The study was funded by a grant to the UCLA Center for Health Policy Research from The California Endowment. It is available on the Center's website at www.healthpolicy.ucla.edu under "What's New".

"Due to dramatically increased rates of childhood obesity, it is essential we combat this pandemic now. California's families, schools, communities and industries must work together to change environments to promote physical activity," said Robert K. Ross, M.D., president and CEO of The California Endowment.

The 957,000 teens getting insufficient activity, including 424,000 boys and 533,000 girls, are at greater risk for many serious chronic medical conditions. "The ultimate cost to society in terms of social security, Medicare, general health care, surgeries and hospitalizations later in life for these inactive kids is potentially enormous. It makes sense to invest in safe parks, playgrounds and school physical education programs now rather than to pay later for health problems that could have been prevented" says Susan H. Babey, research scientist at the UCLA Center for Health Policy Research and lead author of the study.

Among the brief's specific findings --

  • Inactivity among teenage girls nearly doubled between 2001 and 2003.
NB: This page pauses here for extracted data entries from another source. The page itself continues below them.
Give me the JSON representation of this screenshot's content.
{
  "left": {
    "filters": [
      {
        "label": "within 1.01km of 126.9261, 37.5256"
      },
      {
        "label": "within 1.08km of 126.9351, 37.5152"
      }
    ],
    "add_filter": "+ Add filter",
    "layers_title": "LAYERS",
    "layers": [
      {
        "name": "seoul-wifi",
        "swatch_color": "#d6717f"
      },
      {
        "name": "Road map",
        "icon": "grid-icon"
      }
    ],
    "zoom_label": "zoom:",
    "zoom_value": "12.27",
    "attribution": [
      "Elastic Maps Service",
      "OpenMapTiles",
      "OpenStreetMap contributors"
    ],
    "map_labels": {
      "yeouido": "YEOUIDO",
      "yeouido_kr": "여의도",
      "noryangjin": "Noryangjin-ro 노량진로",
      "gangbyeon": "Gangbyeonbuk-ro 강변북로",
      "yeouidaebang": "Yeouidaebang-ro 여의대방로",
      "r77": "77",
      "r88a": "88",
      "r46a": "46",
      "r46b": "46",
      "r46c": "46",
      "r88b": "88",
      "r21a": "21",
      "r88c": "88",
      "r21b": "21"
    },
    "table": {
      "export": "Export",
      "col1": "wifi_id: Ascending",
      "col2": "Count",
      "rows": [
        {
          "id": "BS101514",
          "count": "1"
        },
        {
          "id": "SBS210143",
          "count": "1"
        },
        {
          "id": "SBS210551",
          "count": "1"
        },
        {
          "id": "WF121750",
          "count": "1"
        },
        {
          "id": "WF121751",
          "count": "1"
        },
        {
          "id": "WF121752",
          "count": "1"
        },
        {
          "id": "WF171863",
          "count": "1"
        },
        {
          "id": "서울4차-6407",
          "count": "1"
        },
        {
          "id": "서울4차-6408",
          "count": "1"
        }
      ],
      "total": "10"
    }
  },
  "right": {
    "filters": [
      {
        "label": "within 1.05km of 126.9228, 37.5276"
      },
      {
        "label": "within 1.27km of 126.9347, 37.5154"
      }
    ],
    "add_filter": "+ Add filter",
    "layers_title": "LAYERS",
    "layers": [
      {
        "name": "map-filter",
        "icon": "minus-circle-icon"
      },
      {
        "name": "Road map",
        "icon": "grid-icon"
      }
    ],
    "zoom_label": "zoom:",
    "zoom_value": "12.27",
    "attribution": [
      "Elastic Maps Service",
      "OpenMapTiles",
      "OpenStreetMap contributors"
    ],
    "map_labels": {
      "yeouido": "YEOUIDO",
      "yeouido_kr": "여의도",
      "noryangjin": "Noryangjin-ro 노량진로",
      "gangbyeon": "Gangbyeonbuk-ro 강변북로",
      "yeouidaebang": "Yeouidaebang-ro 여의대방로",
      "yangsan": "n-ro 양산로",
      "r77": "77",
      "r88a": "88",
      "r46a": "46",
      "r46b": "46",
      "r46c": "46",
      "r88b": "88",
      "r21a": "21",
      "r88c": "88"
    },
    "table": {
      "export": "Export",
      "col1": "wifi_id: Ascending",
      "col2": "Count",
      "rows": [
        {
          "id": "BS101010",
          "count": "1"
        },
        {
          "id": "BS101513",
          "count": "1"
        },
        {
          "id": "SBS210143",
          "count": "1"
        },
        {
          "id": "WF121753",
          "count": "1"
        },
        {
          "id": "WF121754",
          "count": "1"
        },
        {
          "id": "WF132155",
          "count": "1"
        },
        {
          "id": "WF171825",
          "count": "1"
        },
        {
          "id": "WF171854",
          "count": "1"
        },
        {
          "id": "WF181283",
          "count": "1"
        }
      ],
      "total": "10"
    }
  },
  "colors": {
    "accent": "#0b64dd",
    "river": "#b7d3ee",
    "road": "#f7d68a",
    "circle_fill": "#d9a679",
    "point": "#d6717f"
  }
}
  • One out of every four adolescents, 825,000, have no safe park or open space near their home. Physical inactivity is higher among teens with no access to a safe open space than among those who live near a safe open space.
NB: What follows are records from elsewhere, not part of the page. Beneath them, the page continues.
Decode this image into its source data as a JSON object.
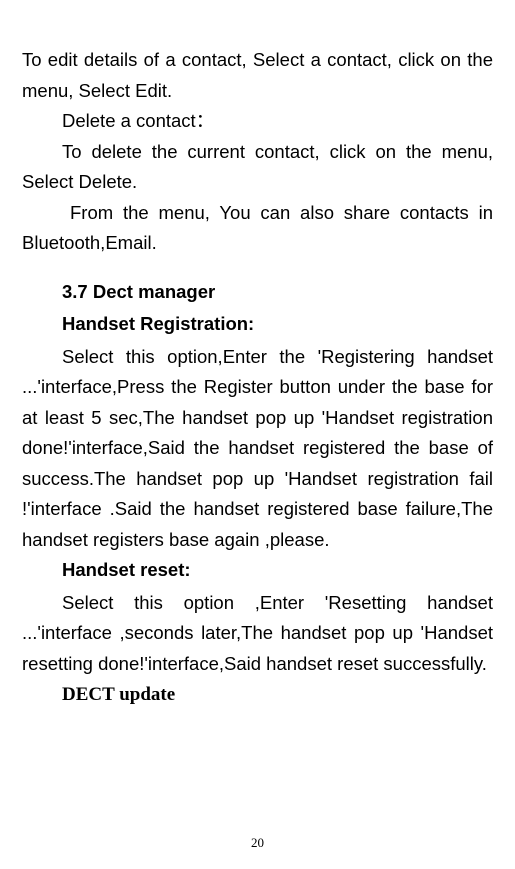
{
  "p1": "To edit details of a contact, Select a contact, click on the menu, Select Edit.",
  "p2": "Delete a contact：",
  "p3": "To delete the current contact, click on the menu, Select Delete.",
  "p4": "From the menu, You can also share contacts in Bluetooth,Email.",
  "section_3_7": "3.7    Dect manager",
  "handset_registration_heading": "Handset Registration:",
  "handset_registration_body": "Select this option,Enter the 'Registering handset ...'interface,Press the Register button under the base for at least 5 sec,The handset pop up 'Handset registration done!'interface,Said the handset registered  the base of success.The handset pop up 'Handset registration fail !'interface .Said the  handset registered base failure,The handset registers base again ,please.",
  "handset_reset_heading": "Handset reset:",
  "handset_reset_body": "Select this option ,Enter 'Resetting handset ...'interface ,seconds later,The handset pop up 'Handset resetting done!'interface,Said handset reset   successfully.",
  "dect_update_heading": "DECT update",
  "page_number": "20"
}
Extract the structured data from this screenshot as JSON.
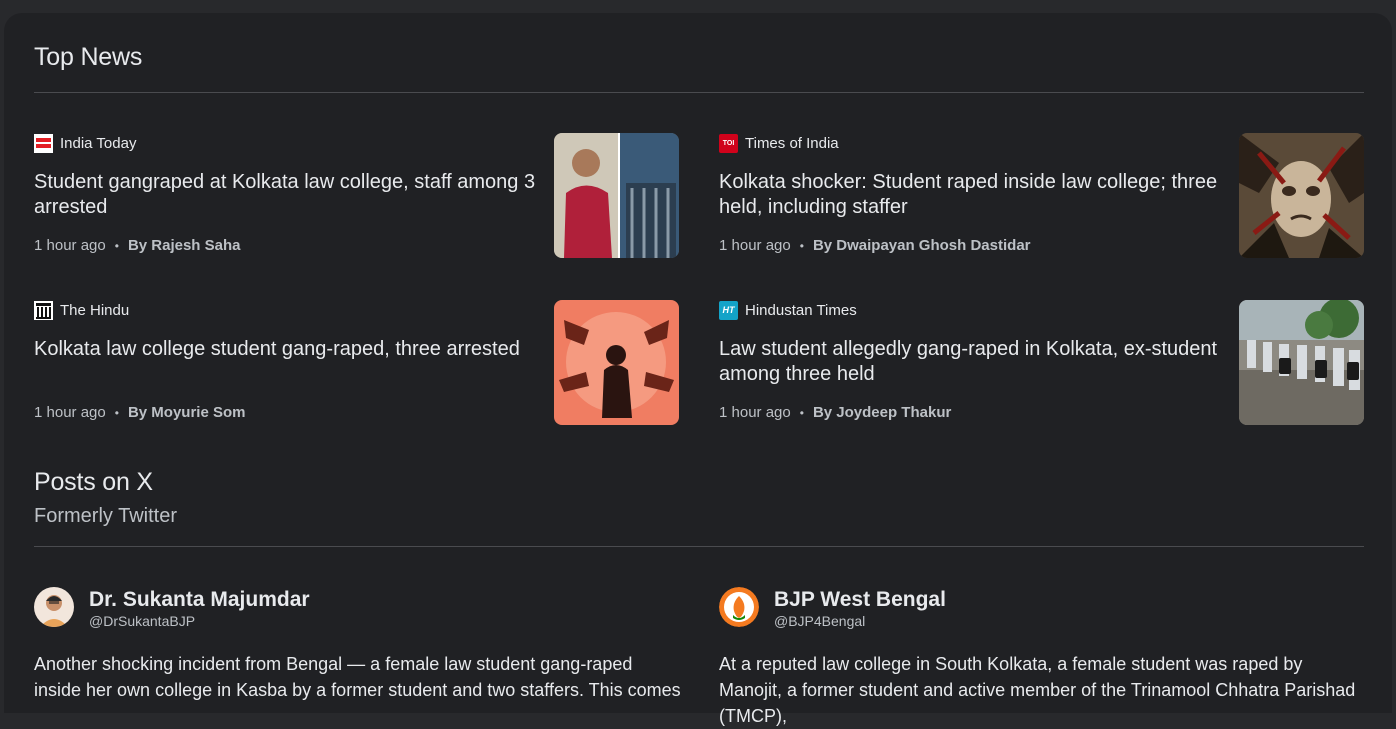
{
  "top_news": {
    "title": "Top News",
    "articles": [
      {
        "source": "India Today",
        "headline": "Student gangraped at Kolkata law college, staff among 3 arrested",
        "time": "1 hour ago",
        "author": "By Rajesh Saha",
        "logo_icon": "india-today-logo-icon"
      },
      {
        "source": "Times of India",
        "headline": "Kolkata shocker: Student raped inside law college; three held, including staffer",
        "time": "1 hour ago",
        "author": "By Dwaipayan Ghosh Dastidar",
        "logo_icon": "times-of-india-logo-icon"
      },
      {
        "source": "The Hindu",
        "headline": "Kolkata law college student gang-raped, three arrested",
        "time": "1 hour ago",
        "author": "By Moyurie Som",
        "logo_icon": "the-hindu-logo-icon"
      },
      {
        "source": "Hindustan Times",
        "headline": "Law student allegedly gang-raped in Kolkata, ex-student among three held",
        "time": "1 hour ago",
        "author": "By Joydeep Thakur",
        "logo_icon": "hindustan-times-logo-icon"
      }
    ]
  },
  "posts_on_x": {
    "title": "Posts on X",
    "subtitle": "Formerly Twitter",
    "posts": [
      {
        "name": "Dr. Sukanta Majumdar",
        "handle": "@DrSukantaBJP",
        "text": "Another shocking incident from Bengal — a female law student gang-raped inside her own college in Kasba by a former student and two staffers. This comes"
      },
      {
        "name": "BJP West Bengal",
        "handle": "@BJP4Bengal",
        "text": "At a reputed law college in South Kolkata, a female student was raped by Manojit, a former student and active member of the Trinamool Chhatra Parishad (TMCP),"
      }
    ]
  },
  "colors": {
    "background": "#202124",
    "text_primary": "#e8eaed",
    "text_secondary": "#bdc1c6",
    "divider": "#4a4b4f"
  }
}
  • One out of every seven teens, nearly 480,000 reported that their school does not require physical education (PE). Physical inactivity is nearly twice as high among teens whose schools do not require PE as among those whose schools do require it.

  • Latino, Asian and African American teens report lower rates of regular physical activity than white teens.

  • Among Asian groups, Chinese teens are the most active, Vietnamese the least active with Filipino teens slightly more active than Vietnamese.

  • Inactivity is nearly twice as high among teens in families with incomes below 200% of the federal poverty level (that is, below $37,620 for a family of four in 2003)

  • Nearly 1.3 million boys (74.6%) participate in regular physical activity compared with only 1.1 million girls (66.5%).

"Providing safe places for teenagers to exercise is critical but just as important is to find ways to make ongoing physical activity interesting for our young people. They need the opportunity to build good exercise habits over time and that can only happen if they enjoy and are stimulated by what they are doing," says Allison L. Diamant, physician and assistant professor in the Division of General Internal Medicine and Health Services Research at the UCLA School of Medicine. "Gone are the days of sending kids out to the track for a few laps and thinking that will do the job of getting, and keeping, them healthy."

Recommendations contained in the new study suggest that efforts to increase physical activity among adolescents should focus on assuring increased opportunities at school and more safe opportunities out of school. The researchers recommend that PE should be provided and required in all California public schools from K-12 and that regulatory enforcement of requirements must be supported. They also suggest that PE should include activities that emphasize skills needed to establish a lifetime of physical activity and that investing in state and community resources in creating safe and accessible environments, namely parks and playgrounds, is important to making regular physical activity a life-long pattern.

Gender and racial and ethnic disparities should be addressed by developing programs and activities that are inclusive of gender and cultural preferences.